What’s something that AI has enabled your team to do that would have been impossible just 5 years ago?
Five years ago, understanding someone's full context, their business, their competitive position, their regulatory environment, what's keeping them up at night, required weeks of research. Now, you can walk in with a level of insight that used to take a team a month to build. It’s a genuine equalizer. It means that someone who is earlier in their career and without the experience of decades of pattern recognition can now show up with a deeper depth of preparation.
AI helps get you to the table ready, but what hasn't changed is that humans still have to show up and deliver. Preparation opens the door, but judgment and relationships are what move things forward.
Tell us about a creative way someone is using AI at PwC that surprised you?
For me, it’s not any single use case, but where the creativity is coming from. People that are using AI aren’t just the technologists or innovation teams. It’s people across the firm who noticed a bottleneck in their own work and figured out how to remove it.
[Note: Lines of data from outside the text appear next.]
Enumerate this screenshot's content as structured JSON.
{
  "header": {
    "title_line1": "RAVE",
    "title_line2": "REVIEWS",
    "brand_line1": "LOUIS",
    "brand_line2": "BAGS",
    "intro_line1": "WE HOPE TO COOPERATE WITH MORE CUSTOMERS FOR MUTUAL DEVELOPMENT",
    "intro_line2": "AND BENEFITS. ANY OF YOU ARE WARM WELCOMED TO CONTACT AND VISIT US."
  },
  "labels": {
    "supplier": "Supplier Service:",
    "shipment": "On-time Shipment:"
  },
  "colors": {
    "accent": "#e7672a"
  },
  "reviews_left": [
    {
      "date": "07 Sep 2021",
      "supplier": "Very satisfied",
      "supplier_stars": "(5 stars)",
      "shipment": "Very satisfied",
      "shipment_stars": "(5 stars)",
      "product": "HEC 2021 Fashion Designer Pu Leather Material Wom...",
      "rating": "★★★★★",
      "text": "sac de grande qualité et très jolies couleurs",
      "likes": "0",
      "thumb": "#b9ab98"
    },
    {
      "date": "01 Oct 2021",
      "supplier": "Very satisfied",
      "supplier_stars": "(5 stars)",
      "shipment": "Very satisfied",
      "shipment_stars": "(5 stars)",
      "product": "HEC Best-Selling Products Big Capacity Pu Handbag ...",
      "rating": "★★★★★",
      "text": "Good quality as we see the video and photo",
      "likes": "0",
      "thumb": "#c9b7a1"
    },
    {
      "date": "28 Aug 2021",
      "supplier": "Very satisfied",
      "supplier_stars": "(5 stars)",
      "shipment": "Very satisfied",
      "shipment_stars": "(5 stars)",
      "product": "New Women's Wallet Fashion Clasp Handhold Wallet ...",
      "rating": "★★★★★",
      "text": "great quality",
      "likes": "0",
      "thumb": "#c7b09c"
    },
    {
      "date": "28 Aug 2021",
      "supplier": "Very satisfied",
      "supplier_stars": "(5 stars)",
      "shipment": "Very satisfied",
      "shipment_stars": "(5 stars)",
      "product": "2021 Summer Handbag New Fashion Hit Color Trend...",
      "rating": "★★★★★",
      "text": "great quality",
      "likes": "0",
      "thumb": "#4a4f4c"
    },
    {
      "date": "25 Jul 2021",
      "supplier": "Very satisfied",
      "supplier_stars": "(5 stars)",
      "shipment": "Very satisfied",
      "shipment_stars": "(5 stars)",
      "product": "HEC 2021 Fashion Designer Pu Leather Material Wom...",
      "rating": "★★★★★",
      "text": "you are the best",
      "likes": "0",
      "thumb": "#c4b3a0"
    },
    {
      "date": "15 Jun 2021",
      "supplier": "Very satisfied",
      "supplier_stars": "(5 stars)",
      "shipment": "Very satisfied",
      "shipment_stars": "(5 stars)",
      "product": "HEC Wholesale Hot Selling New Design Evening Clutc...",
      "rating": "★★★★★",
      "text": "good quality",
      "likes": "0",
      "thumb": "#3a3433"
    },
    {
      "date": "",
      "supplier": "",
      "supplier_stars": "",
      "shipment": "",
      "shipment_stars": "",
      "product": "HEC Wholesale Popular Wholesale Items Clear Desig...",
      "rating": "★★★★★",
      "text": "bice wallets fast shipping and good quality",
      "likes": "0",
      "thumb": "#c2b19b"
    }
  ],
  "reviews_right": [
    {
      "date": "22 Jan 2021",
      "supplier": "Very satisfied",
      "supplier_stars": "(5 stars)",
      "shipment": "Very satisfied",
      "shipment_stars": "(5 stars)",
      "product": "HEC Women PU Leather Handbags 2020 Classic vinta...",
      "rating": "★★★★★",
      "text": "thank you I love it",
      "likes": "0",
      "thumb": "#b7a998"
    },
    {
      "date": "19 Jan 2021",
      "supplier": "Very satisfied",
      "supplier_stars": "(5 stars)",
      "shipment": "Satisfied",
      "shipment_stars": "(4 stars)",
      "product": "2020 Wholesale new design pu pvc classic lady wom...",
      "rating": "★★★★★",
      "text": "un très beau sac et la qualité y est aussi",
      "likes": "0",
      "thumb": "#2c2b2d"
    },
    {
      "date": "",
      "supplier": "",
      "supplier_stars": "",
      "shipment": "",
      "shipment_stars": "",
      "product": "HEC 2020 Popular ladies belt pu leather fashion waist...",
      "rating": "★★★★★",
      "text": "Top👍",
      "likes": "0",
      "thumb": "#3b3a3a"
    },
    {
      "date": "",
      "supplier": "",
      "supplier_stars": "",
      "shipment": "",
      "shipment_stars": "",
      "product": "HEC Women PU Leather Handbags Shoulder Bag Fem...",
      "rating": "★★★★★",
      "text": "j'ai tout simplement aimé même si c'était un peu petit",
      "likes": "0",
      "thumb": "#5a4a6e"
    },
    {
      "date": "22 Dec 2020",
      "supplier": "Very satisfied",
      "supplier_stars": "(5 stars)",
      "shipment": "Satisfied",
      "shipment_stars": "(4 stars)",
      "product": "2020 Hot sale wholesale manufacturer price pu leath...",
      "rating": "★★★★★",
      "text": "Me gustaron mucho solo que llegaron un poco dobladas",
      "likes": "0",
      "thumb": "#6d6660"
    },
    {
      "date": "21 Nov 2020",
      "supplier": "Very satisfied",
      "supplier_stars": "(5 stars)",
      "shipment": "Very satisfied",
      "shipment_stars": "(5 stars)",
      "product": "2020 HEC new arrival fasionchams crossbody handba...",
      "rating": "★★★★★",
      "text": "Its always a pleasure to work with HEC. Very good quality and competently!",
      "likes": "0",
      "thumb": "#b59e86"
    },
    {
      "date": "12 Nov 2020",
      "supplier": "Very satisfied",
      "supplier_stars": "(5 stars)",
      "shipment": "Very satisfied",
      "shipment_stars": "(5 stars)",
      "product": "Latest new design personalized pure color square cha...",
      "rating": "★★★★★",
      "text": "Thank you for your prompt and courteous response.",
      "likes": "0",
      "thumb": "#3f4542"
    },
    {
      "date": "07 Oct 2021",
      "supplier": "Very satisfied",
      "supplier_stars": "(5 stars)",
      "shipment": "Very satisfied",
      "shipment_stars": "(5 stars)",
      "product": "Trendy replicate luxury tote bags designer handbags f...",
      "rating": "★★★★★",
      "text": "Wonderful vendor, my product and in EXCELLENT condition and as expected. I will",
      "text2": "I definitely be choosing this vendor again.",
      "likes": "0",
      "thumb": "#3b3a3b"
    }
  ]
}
I've seen people completely reimagine how they structure client deliverables, run internal reviews, and synthesize complex data before a critical meeting. They didn't wait for a top-down mandate, they experimented. It’s a culture shift where curiosity is the default, not the exception.
Are we overestimating what AI can do or underestimating what it will change?
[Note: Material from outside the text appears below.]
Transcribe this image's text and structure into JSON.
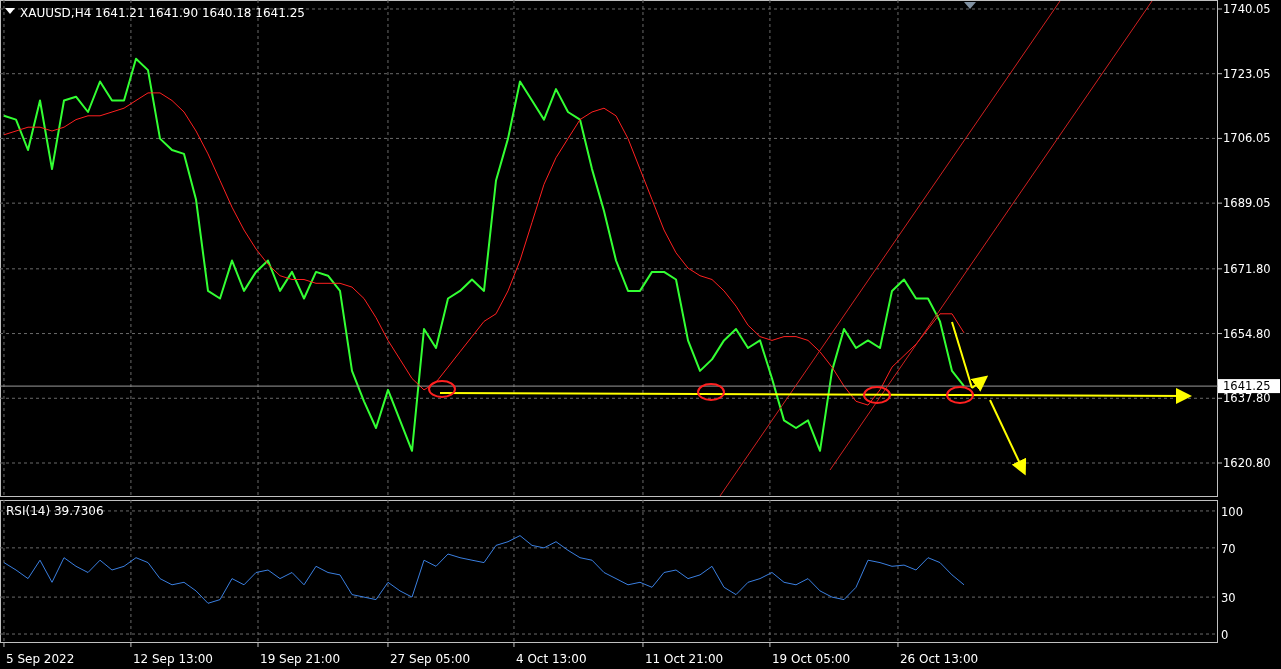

Both, simultaneously. I started my career before we had computers or Excel spreadsheets. At the time, people were convinced that technology would eliminate entire professions, but it didn't. It did, however, change what the work looked like while also expanding our capabilities.
What I've learned from observing multiple waves of technological change is that we almost always overestimate the short-term disruption and underestimate the long-term structural shift. Unlike previous tech cycles where a new tool primarily impacted one business function, AI is touching nearly every corner and role of the organization at once: the Chief Executive Officer, the Chief Human Resources Officer, and the back office. The leaders who build for it now have the real advantage.
Looking at the next 12 months, what's one shift leaders should be preparing for today?
Clarity on who owns the transformation. In the past, it was the responsibility of the Chief Information Officer, but AI isn't a technology decision anymore. It's a business, workforce, and growth decision. Everyone is implicated, so the CEO's job right now is to integrate while also taking accountability across the C-suite. The leaders preparing well are creating decision-making models that can move quickly, stay aligned, and keep their people with them through the change.